1. “Un refugio seguro, significa un refugio definitivo. Un refugio del cual no hay necesidad de pasar a otro. No es el refugio mejor en la actualidad, pero es un refugio, que en última instancia ofrece las mayores seguridades. Un refugio en el cual el judío será el dueño de sí mismo y de su destino; que esté abierto a todo judío que se hallara alguna vez en una situación de apremio”. A. B. Iehoshua, “La Nueva Izquierda y el sionismo”, Dispersión y unidad. Reseñas y ensayos sobre los problemas contemporáneos del pueblo judío, OSM, Jerusalem, 1970, p. 67.



2. A. B. Iehoshua, Ibíd.



3. Robert Alter, “El sionismo en la década del 70”, Dispersión y unidad. op. cit., p. 19.

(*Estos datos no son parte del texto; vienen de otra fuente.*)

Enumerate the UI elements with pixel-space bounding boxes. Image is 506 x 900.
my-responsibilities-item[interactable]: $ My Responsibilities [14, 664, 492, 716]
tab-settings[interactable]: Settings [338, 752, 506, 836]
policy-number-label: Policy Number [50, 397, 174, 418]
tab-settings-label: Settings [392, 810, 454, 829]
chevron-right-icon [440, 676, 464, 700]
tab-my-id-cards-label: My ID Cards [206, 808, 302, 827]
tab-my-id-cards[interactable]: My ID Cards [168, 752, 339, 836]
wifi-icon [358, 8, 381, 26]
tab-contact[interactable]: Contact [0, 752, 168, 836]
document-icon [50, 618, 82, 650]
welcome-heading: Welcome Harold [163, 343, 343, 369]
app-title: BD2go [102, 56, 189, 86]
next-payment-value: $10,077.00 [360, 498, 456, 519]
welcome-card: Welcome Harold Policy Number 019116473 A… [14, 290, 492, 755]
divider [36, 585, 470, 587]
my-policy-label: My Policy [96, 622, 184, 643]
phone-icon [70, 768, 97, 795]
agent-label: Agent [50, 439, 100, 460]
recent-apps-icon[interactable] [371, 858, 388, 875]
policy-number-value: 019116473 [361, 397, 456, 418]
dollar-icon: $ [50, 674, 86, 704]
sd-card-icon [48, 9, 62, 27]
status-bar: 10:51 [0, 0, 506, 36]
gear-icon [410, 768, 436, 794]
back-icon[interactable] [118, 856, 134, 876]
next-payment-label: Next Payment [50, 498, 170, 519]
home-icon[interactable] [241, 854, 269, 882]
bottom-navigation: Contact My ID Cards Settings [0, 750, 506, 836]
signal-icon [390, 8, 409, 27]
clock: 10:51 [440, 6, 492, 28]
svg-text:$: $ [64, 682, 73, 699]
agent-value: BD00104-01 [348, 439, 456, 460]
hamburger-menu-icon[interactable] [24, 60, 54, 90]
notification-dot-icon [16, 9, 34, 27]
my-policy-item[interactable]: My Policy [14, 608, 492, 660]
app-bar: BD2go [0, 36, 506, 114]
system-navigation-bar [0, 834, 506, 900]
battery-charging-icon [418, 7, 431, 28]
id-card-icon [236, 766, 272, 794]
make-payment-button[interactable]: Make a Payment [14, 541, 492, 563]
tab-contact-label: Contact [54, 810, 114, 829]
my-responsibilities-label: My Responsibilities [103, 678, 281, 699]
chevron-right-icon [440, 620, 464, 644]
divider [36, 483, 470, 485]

4. Cuando no tienen partidos directamente racistas contra todos los que no sean del pueblo cristiano y local: el BNP en Inglaterra, el Frente Nacional en Francia, el Freedom Party en Austria, el LAOS en Grecia, la Liga Norte en Italia, no olvidar que España tiene partidos "volkishes" en cada una de sus regiones linguisticas, el Vlaam en Bélgica, el Centre Party en Holanda, el Swiss People's Party en Suiza, el NPD en Alemania, otra vez...



5. Carta que a su vez, considera que los palestinos sí son un pueblo, a pesar de que no se distinguían en nada del resto de los árabes, ni en cultura, ni en lenguaje ni en religión, y sólo se distinguían por el hecho de carecer de un estado y ser tratados como parias por el resto de los árabes.